HTS Middelburg is a public Afrikaans medium co-educational technical high school situated in Middelburg in the Mpumalanga province of South Africa. It is now open to all genders.

Averages 2015

Offered sports
Rugby
Netball
Tennis
Chess
Squash
Skeet shooting
Cross country running
Cricket
Jukskei
Hockey
Golf
Athletics

History
 April 1927 - The eenman-wamakerskool gets moved from Belfast to Middelburg. The principal was Mr. Lampen, and there were 5 students.
 September 1927 - Mr. S.J.H. Mostert becomes principal.
 January 1929 - Mr.
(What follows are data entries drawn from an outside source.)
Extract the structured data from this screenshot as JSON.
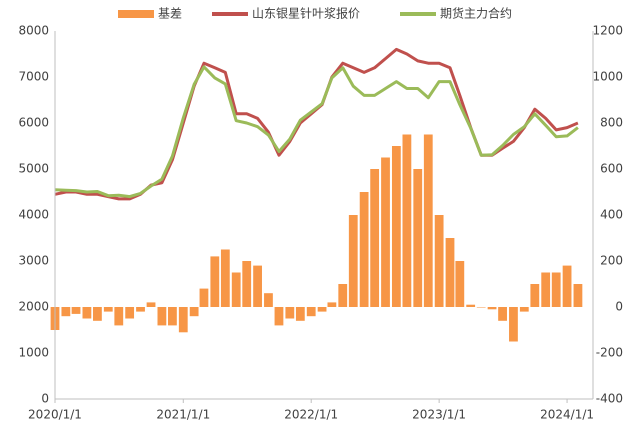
{
  "chart_data": {
    "type": "bar-line",
    "x": [
      "2020/1/1",
      "2020/2/1",
      "2020/3/1",
      "2020/4/1",
      "2020/5/1",
      "2020/6/1",
      "2020/7/1",
      "2020/8/1",
      "2020/9/1",
      "2020/10/1",
      "2020/11/1",
      "2020/12/1",
      "2021/1/1",
      "2021/2/1",
      "2021/3/1",
      "2021/4/1",
      "2021/5/1",
      "2021/6/1",
      "2021/7/1",
      "2021/8/1",
      "2021/9/1",
      "2021/10/1",
      "2021/11/1",
      "2021/12/1",
      "2022/1/1",
      "2022/2/1",
      "2022/3/1",
      "2022/4/1",
      "2022/5/1",
      "2022/6/1",
      "2022/7/1",
      "2022/8/1",
      "2022/9/1",
      "2022/10/1",
      "2022/11/1",
      "2022/12/1",
      "2023/1/1",
      "2023/2/1",
      "2023/3/1",
      "2023/4/1",
      "2023/5/1",
      "2023/6/1",
      "2023/7/1",
      "2023/8/1",
      "2023/9/1",
      "2023/10/1",
      "2023/11/1",
      "2023/12/1",
      "2024/1/1",
      "2024/2/1"
    ],
    "series": [
      {
        "name": "基差",
        "color": "#f79646",
        "axis": "y2",
        "kind": "bar",
        "values": [
          -100,
          -40,
          -30,
          -50,
          -60,
          -20,
          -80,
          -50,
          -20,
          20,
          -80,
          -80,
          -110,
          -40,
          80,
          220,
          250,
          150,
          200,
          180,
          60,
          -80,
          -50,
          -60,
          -40,
          -20,
          20,
          100,
          400,
          500,
          600,
          650,
          700,
          750,
          600,
          750,
          400,
          300,
          200,
          10,
          0,
          -10,
          -60,
          -150,
          -20,
          100,
          150,
          150,
          180,
          100
        ]
      },
      {
        "name": "山东银星针叶浆报价",
        "color": "#c0504d",
        "kind": "line",
        "values": [
          4450,
          4500,
          4500,
          4450,
          4450,
          4400,
          4350,
          4350,
          4450,
          4650,
          4700,
          5200,
          6000,
          6800,
          7300,
          7200,
          7100,
          6200,
          6200,
          6100,
          5800,
          5300,
          5600,
          6000,
          6200,
          6400,
          7000,
          7300,
          7200,
          7100,
          7200,
          7400,
          7600,
          7500,
          7350,
          7300,
          7300,
          7200,
          6600,
          5900,
          5300,
          5300,
          5450,
          5600,
          5900,
          6300,
          6100,
          5850,
          5900,
          6000
        ]
      },
      {
        "name": "期货主力合约",
        "color": "#9bbb59",
        "kind": "line",
        "values": [
          4550,
          4540,
          4530,
          4500,
          4510,
          4420,
          4430,
          4400,
          4470,
          4630,
          4780,
          5280,
          6110,
          6840,
          7220,
          6980,
          6850,
          6050,
          6000,
          5920,
          5740,
          5380,
          5650,
          6060,
          6240,
          6420,
          6980,
          7200,
          6800,
          6600,
          6600,
          6750,
          6900,
          6750,
          6750,
          6550,
          6900,
          6900,
          6400,
          5890,
          5300,
          5310,
          5510,
          5750,
          5920,
          6200,
          5950,
          5700,
          5720,
          5900
        ]
      }
    ],
    "xlim": [
      "2020/1/1",
      "2024/3/15"
    ],
    "xticks": [
      "2020/1/1",
      "2021/1/1",
      "2022/1/1",
      "2023/1/1",
      "2024/1/1"
    ],
    "ylim": [
      0,
      8000
    ],
    "yticks": [
      0,
      1000,
      2000,
      3000,
      4000,
      5000,
      6000,
      7000,
      8000
    ],
    "y2lim": [
      -400,
      1200
    ],
    "y2ticks": [
      -400,
      -200,
      0,
      200,
      400,
      600,
      800,
      1000,
      1200
    ]
  }
}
J.P. Pretorius becomes principal.
 1930 - The school obtains a total of 65 students.
 12 September 1934 - The Governor General visits the school and declares 2 October a public holiday.
 13 August 1942 - Mr. J.P. Pretorius dies in Madagascar while serving for the S.A.W. (Suid Afrika Weermag) -- South African Army
 18 January 1943 - Mr. J.M. Theron becomes the new principal.
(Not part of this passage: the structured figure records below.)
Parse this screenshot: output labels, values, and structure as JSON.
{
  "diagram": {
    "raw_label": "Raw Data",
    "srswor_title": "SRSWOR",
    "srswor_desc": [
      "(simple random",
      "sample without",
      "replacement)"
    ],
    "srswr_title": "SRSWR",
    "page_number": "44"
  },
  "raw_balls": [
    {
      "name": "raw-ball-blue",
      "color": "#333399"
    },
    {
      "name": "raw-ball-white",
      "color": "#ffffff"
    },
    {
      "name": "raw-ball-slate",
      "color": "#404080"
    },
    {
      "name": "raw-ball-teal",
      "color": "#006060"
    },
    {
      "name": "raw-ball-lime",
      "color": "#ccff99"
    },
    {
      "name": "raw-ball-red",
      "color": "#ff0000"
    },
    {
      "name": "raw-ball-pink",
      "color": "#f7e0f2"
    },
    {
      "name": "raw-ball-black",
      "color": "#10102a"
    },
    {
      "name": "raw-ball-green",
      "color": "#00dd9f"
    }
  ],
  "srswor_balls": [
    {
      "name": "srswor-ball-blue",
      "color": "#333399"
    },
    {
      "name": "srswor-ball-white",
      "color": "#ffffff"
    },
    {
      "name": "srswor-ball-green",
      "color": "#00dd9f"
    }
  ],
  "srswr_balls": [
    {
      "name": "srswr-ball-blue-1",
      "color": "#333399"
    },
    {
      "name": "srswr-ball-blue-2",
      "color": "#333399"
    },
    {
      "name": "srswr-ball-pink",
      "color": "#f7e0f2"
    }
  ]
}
 1 July 1945 - Mr D.G. Smith becomes the new principal.
 21 January 1947 - The school obtains a total of 158 students.
 14 April 1964 - Mr. L.E. Smith becomes the new principal.
 20 January 1965 - The school obtains a total of 545 students.
 16 September 1971 - Mr. Z.L. Benadé becomes the new principal.
 25 January 1972 - The school obtains a total of 735 students.
 28 March 1981 - Mr. J.F.W. Potgieter becomes the new principal.
 6 January 1982 - The first 10 girls are allowed to attend the school.
 January 1987 - The school obtains a total of 1320 students.
 1983 - 8 technical subjects are provided by the school.
 1 January 1994 - Mr. H.J. Miles of Belfast becomes the new principal.
 2001 - Mr. Jonker becomes the new principal.